Vice-Chancellor of Rivers State University
- Incumbent
- Assumed office 2018
- Preceded by: Barineme F. Beke

Personal details
- Born: Omerelu, Rivers State, Nigeria
- Occupation: Medical doctor, professor, politician
- Profession: Anatomy

= Blessing Didia =

Nigerian medical doctor

Blessing Chimezie Didia (born 20 April 1952) is a Nigerian professor medical doctor, anatomist, academic administrator, and politician. He served as Chairman of Ikwerre Local Government Area from 1991 to 1993 and as Vice-Chancellor of Rivers State University from 2015 to 2019. He previously served as Provost of the College of Health Sciences at the University of Port Harcourt and is a professor of Clinical Anatomy at the university.,

== Early life and education ==
Didia was born on 20 April 1952 in Omugwere-Omopi, Omerelu, Ikwerre Local Government Area of Rivers State. He attended Saint Stephen's State School, Omerelu, and County Grammar School, Ikwerre-Etche, before obtaining the Advanced Level General Certificate of Education from the College of Science and Technology, Port Harcourt (now Rivers State University).
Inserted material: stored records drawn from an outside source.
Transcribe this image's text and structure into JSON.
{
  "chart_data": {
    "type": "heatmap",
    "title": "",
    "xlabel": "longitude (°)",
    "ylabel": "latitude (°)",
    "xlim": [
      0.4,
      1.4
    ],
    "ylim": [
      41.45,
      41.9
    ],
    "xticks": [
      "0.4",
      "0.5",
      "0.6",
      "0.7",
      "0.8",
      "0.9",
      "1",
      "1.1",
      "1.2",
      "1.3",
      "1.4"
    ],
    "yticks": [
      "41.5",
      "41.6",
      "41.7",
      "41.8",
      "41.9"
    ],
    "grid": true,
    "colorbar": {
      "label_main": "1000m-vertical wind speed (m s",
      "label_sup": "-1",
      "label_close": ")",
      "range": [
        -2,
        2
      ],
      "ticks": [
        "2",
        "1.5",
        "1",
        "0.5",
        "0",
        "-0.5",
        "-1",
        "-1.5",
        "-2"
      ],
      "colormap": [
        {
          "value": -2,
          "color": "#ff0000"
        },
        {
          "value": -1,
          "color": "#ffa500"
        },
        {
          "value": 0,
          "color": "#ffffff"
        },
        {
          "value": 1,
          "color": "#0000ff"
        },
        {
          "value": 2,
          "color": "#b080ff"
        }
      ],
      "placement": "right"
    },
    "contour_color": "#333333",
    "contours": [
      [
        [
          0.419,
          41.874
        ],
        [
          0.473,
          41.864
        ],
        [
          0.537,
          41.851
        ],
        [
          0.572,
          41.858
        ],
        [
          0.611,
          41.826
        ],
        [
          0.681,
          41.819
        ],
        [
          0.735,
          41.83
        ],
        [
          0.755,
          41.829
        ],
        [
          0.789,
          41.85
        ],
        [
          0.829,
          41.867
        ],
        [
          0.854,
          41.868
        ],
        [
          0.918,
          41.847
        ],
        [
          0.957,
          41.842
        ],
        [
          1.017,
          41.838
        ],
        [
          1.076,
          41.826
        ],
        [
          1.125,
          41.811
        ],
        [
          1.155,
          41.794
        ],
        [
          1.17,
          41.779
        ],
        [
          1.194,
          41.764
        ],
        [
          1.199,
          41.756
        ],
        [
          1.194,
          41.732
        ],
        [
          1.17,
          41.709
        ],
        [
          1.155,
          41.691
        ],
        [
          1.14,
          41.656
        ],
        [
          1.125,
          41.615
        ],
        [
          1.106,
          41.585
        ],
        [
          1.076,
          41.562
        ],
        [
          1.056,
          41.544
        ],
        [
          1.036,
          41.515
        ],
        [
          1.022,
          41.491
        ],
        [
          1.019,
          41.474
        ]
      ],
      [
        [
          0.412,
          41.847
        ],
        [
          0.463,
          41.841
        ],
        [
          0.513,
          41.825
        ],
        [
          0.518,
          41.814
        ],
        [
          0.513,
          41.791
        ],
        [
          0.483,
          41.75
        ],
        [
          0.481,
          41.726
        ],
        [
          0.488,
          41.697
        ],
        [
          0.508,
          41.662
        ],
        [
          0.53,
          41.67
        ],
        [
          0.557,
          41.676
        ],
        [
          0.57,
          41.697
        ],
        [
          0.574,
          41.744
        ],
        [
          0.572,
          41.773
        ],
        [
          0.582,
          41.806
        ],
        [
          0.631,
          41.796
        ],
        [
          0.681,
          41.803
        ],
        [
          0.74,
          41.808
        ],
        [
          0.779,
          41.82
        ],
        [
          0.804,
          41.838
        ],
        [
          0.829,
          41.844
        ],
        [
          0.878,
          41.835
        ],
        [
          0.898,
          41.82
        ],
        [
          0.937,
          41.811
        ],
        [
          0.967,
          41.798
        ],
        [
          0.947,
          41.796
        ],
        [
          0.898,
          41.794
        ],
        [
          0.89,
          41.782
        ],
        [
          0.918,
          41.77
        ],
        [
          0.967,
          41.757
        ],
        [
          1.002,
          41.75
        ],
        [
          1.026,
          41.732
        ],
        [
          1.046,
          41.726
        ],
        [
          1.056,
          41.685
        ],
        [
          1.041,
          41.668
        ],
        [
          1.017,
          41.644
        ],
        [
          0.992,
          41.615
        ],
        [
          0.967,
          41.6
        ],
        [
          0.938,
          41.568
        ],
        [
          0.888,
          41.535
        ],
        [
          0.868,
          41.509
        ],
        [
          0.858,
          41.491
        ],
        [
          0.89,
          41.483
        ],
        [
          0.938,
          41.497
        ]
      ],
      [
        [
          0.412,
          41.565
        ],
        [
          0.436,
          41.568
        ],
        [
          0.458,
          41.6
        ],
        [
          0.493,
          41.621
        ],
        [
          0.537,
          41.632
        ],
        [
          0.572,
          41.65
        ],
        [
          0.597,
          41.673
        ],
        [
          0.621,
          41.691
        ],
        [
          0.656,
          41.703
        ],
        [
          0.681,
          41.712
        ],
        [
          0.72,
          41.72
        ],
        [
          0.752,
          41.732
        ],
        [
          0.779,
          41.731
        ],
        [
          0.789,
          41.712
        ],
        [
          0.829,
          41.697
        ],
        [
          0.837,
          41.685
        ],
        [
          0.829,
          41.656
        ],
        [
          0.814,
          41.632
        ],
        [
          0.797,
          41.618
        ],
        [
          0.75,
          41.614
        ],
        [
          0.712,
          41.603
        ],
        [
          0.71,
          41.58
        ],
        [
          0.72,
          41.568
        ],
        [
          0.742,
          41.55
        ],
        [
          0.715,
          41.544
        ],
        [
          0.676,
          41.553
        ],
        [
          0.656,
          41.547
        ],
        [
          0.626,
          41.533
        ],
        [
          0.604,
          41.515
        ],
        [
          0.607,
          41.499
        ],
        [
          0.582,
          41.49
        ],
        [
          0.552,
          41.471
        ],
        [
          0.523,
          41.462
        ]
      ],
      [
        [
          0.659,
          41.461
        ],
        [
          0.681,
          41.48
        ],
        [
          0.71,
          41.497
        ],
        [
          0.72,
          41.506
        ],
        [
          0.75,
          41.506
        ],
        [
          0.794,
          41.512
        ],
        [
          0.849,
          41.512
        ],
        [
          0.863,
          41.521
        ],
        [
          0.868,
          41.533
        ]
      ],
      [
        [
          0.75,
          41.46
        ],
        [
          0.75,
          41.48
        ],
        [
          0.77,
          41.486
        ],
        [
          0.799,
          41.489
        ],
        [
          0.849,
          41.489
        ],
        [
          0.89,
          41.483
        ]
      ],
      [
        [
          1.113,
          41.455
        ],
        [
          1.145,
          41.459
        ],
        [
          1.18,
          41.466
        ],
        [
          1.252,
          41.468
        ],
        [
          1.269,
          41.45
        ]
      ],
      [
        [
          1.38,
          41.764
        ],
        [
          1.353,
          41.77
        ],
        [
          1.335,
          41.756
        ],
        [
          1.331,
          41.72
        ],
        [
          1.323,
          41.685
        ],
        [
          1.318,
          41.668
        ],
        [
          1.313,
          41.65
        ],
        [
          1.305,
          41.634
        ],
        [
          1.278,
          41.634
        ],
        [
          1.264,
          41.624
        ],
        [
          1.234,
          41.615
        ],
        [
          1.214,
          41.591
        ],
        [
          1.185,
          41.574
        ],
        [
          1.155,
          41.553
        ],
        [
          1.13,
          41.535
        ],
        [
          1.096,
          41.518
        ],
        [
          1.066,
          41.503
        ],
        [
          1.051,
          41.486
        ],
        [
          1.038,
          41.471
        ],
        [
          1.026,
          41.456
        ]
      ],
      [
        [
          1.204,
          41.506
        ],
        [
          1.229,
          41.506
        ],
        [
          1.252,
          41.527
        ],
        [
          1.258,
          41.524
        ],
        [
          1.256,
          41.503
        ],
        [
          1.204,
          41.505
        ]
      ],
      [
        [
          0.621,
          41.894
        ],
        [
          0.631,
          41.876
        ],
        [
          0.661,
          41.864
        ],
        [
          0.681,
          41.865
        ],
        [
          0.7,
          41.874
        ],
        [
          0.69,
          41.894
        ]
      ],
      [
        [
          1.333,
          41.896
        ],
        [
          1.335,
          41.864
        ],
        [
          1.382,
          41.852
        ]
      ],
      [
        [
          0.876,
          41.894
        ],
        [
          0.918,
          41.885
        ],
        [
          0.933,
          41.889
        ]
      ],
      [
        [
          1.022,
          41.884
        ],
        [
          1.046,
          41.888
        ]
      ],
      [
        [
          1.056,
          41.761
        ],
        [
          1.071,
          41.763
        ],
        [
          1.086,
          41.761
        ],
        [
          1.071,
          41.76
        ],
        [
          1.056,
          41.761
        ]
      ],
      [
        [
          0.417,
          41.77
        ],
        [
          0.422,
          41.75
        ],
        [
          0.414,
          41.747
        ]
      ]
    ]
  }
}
He studied at Ahmadu Bello University from 1974 to 1976, obtained an MB.BS degree from the University of Benin in 1979, and earned a Doctor of Medicine (M.D.) degree from the University of Port Harcourt in 2003.

== Career ==
Didia began his academic career at the University of Port Harcourt, where he became Professor of Clinical Anatomy. He served as Head of the Department of Anatomy, Dean of the Faculty of Basic Medical Sciences, and Provost of the College of Health Sciences. He was Vice-Chancellor of Rivers State University from 2015 to 2019. During his academic career, he also held leadership positions in professional bodies and contributed to anatomical research and medical education.